Group Rooted in Morals Needs to Compromise

Article excerpt

Byline: Jack Mabley

A full page ad advocating abstinence among unmarried young people was carried in Chicago papers eight years ago.

It was paid for by Focus on the Family, headed by James Dobson. I liked the idea, but had never heard of James Dobson.

I phoned the group's headquarters in Colorado. They were edgy about talking with a big city reporter and told me little. I still wrote an approving column about the ad.

James Dobson and his Focus on the Family have grown enormously in wealth and political influence.

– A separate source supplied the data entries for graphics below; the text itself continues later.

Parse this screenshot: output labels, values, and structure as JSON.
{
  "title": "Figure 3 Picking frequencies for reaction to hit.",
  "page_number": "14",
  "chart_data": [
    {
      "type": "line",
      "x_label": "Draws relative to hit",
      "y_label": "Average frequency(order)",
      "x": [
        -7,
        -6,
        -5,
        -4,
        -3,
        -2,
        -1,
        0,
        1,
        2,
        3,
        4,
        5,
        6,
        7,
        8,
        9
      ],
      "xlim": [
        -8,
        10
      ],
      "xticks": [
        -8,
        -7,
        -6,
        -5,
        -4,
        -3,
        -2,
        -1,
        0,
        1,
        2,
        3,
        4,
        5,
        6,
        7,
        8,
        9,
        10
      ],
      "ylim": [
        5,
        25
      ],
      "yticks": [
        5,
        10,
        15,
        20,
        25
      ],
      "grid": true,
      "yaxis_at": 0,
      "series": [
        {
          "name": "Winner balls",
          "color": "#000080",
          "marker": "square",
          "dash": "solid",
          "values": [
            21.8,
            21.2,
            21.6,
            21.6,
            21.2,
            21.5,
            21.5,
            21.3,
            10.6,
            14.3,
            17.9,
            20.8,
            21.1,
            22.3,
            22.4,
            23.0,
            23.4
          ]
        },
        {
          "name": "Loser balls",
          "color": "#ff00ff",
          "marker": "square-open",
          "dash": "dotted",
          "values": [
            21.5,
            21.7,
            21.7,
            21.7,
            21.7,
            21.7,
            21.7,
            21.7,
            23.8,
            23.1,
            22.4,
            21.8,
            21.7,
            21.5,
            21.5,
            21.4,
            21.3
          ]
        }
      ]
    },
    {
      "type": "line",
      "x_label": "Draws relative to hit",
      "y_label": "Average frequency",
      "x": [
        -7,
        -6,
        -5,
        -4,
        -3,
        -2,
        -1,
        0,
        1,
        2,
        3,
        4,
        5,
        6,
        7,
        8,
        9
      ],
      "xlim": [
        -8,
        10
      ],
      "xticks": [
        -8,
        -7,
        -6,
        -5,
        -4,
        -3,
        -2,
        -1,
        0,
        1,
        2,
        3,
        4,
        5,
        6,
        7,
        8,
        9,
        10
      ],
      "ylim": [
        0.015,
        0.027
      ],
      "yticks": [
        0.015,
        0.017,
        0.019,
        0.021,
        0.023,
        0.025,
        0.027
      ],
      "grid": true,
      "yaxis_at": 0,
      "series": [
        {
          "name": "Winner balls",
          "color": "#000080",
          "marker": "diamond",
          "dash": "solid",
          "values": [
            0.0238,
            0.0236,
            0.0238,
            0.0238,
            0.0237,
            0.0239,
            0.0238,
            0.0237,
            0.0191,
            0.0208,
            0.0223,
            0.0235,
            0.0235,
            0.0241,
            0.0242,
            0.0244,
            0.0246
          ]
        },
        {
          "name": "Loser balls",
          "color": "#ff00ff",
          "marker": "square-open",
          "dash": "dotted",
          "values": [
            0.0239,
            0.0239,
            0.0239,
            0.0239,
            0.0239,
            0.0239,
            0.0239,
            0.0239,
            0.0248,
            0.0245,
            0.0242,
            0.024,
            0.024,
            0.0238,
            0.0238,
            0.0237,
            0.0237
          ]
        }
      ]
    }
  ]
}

Dobson is a major player today because he threatens to encourage his millions of followers to quit the Republican Party.

I am an accused liberal. I plead guilty on social issues. But I agree with James Dobson on matters beyond abstinence. He fights pornography, he decries the spread of gambling, he opposes the flood of sex and violence in TV and movies.

He interprets the Bible literally as the inspired, absolute truth.

He strongly opposes abortion. He believes life begins at conception. A case can be made in Genesis 2:7 that life begins with the first breath.

To accept that possibility would be compromise for Dobson.

If he hopes to influence politics, he should recognize that politics is the art of compromise. And accept that U.S. laws permit abortions.

And that Americans elected President Clinton twice knowing he was morally and ethically challenged.

Dobson doesn't like the media. He says, "The Constitution allows all of us free speech. That's not limited just to those who have no faith. That's sort of the notion the media has cooked up, but it has no basis in law and no basis in morality."